China is highly critical of moves from the West to curb the reach of its flagship application. “The US [is] vehemently making a fuss about so-called ‘threats’ it is confronting. Earlier this month, it was balloons, and now, it is TikTok,” lashed out an op-ed piece in the Chinese nationalist newspaper Global Times last Tuesday. Analysts close to Beijing believe that Washington’s real concern is “the vast internet market that TikTok occupies with its unique technology and the enormous profits it creates.” According to eMarketer, 45.3% of all US social media users use the app, compared to 24.2% worldwide. “This competition initiated by Washington is shown at two levels, one is to curb high-end technology exports to China, to weaken the competitiveness of Chinese manufacturing and technology, to disrupt the supply chain and industrial chain, and at the same time to make every effort to upgrade American high technology so that Chinese technology cannot compete with America in the global market,” opined last Wednesday in Global Times Ding Gang, senior editor of the Communist Party-owned People’s Daily.

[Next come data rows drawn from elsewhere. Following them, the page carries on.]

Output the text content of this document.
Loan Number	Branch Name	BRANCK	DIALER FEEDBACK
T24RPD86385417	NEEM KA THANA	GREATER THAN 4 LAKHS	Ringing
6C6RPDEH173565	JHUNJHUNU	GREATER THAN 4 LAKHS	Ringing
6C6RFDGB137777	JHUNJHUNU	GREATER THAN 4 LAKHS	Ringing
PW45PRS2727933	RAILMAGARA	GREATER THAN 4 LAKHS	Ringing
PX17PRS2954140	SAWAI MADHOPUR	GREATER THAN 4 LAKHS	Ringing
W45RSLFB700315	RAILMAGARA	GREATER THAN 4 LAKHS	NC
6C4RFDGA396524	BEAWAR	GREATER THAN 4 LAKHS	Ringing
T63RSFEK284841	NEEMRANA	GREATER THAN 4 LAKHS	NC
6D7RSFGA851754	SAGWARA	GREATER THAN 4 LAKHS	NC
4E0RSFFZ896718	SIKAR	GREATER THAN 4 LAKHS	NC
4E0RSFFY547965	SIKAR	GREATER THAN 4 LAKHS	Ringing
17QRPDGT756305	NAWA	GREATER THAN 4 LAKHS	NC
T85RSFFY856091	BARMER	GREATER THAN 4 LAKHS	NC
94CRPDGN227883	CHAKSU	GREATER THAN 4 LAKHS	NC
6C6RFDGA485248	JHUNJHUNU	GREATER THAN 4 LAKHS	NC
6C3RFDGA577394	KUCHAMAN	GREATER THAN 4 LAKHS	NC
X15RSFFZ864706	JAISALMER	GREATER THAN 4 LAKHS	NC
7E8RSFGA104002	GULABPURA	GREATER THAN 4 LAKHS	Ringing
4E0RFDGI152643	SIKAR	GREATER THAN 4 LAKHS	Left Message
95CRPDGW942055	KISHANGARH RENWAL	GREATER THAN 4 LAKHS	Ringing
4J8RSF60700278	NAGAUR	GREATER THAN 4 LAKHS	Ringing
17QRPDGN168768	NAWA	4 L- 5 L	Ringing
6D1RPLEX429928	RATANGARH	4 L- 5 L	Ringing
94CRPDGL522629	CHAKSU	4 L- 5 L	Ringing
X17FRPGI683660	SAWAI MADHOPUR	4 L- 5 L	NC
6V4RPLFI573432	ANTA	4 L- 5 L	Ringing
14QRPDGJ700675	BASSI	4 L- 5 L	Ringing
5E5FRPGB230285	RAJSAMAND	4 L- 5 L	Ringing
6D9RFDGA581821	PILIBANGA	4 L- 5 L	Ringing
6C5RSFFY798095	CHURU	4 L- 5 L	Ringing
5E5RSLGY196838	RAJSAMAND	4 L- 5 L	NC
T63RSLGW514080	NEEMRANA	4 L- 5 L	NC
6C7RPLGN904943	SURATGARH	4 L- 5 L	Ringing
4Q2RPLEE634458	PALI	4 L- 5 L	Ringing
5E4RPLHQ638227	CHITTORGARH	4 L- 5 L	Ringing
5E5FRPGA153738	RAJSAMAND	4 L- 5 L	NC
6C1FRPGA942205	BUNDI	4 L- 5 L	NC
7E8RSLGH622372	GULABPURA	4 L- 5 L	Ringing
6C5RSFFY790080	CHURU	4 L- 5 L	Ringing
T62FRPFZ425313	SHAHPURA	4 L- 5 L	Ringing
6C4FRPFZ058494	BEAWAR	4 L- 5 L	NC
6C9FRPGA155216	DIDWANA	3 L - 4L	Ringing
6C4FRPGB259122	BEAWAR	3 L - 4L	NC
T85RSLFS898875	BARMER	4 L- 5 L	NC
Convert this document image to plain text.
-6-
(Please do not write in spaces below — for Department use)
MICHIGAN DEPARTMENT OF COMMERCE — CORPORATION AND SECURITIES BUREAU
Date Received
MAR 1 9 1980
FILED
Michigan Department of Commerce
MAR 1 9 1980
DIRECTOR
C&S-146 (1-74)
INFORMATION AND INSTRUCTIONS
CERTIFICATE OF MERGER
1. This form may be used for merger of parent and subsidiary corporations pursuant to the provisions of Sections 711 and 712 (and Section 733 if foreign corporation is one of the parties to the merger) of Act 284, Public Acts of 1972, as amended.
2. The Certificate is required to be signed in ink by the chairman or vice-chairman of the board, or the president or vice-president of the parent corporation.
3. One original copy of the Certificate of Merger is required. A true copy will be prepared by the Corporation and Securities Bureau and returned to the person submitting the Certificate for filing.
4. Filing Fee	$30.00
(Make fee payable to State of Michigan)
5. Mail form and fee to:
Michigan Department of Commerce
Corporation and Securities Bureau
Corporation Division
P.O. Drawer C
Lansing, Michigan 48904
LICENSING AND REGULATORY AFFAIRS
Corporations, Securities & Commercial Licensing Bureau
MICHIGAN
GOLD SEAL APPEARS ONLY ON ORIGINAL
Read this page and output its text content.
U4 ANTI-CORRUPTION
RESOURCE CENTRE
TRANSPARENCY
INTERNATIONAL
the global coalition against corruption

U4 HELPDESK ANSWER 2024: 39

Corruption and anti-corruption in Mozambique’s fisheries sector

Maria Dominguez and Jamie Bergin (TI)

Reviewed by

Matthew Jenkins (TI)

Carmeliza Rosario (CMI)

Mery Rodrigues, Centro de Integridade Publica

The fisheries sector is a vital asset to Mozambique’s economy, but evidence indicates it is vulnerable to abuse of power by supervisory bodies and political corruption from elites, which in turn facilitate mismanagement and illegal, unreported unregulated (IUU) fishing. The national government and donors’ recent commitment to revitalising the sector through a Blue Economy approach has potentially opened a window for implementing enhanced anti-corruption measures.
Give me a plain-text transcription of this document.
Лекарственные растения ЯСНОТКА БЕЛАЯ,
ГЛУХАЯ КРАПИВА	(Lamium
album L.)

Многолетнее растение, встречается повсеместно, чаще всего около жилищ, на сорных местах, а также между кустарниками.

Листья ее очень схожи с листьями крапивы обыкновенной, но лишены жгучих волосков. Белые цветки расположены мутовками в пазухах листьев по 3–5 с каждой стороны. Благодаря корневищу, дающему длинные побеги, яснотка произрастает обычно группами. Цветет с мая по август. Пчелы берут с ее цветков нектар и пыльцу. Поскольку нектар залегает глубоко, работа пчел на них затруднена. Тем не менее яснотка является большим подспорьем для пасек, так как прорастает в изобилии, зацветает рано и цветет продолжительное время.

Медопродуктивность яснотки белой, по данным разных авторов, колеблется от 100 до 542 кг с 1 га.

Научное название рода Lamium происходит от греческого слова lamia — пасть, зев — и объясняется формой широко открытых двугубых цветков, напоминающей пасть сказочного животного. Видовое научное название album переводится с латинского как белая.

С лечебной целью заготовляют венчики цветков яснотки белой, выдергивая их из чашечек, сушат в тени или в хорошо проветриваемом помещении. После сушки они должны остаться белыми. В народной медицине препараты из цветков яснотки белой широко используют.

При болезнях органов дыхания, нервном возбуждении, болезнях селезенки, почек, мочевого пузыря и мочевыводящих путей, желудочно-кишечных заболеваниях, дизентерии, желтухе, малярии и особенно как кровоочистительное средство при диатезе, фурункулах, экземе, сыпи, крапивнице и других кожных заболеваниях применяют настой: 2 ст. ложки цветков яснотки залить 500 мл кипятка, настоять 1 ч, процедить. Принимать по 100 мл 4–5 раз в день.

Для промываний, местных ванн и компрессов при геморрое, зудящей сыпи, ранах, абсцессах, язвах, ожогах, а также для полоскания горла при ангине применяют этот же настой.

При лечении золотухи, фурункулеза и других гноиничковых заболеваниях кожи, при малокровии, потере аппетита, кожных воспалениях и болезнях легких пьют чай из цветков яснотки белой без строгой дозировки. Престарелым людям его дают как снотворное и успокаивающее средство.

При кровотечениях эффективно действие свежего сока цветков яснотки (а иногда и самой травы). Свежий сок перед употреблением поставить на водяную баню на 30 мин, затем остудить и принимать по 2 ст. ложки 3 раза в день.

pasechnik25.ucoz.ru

But, in addition to cybersecurity, the power of TikTok is such that it causes a second, additional fear: What type of content dominates the international youth market, and to what extent can it shape the thinking of the new generations? More than a billion people access the TikTok and Douyin platforms every day, and although censorship does not seem to be as recurrent on TikTok as it is on Douyin, pro-human rights associations accuse ByteDance of regularly following orders from Beijing. Videos related to the 2019 Hong Kong protests were hardly seen on TikTok, and those who denounce the alleged crackdown on the Uyghur minority in Xinjiang often end up banned. In addition, even though the access of the Russian state media Russia Today and Sputnik has been blocked in the international app, in China they have tens of thousands of followers.
The role that the platform has played in forming points of view among its users around the world has been so important that many have come to call it “the TikTok War.” Despite the fact that from the beginning ByteDance has tried to position itself as an “impartial” agent, and that just four days after the start of the invasion it had removed more than 3,500 videos and 12,100 comments that were “inappropriate” or that “spread disinformation” from Douyin, to this day, the only message circulating in China about the war in Ukraine is the official one from the authorities, in which the main culprit of the conflict is NATO.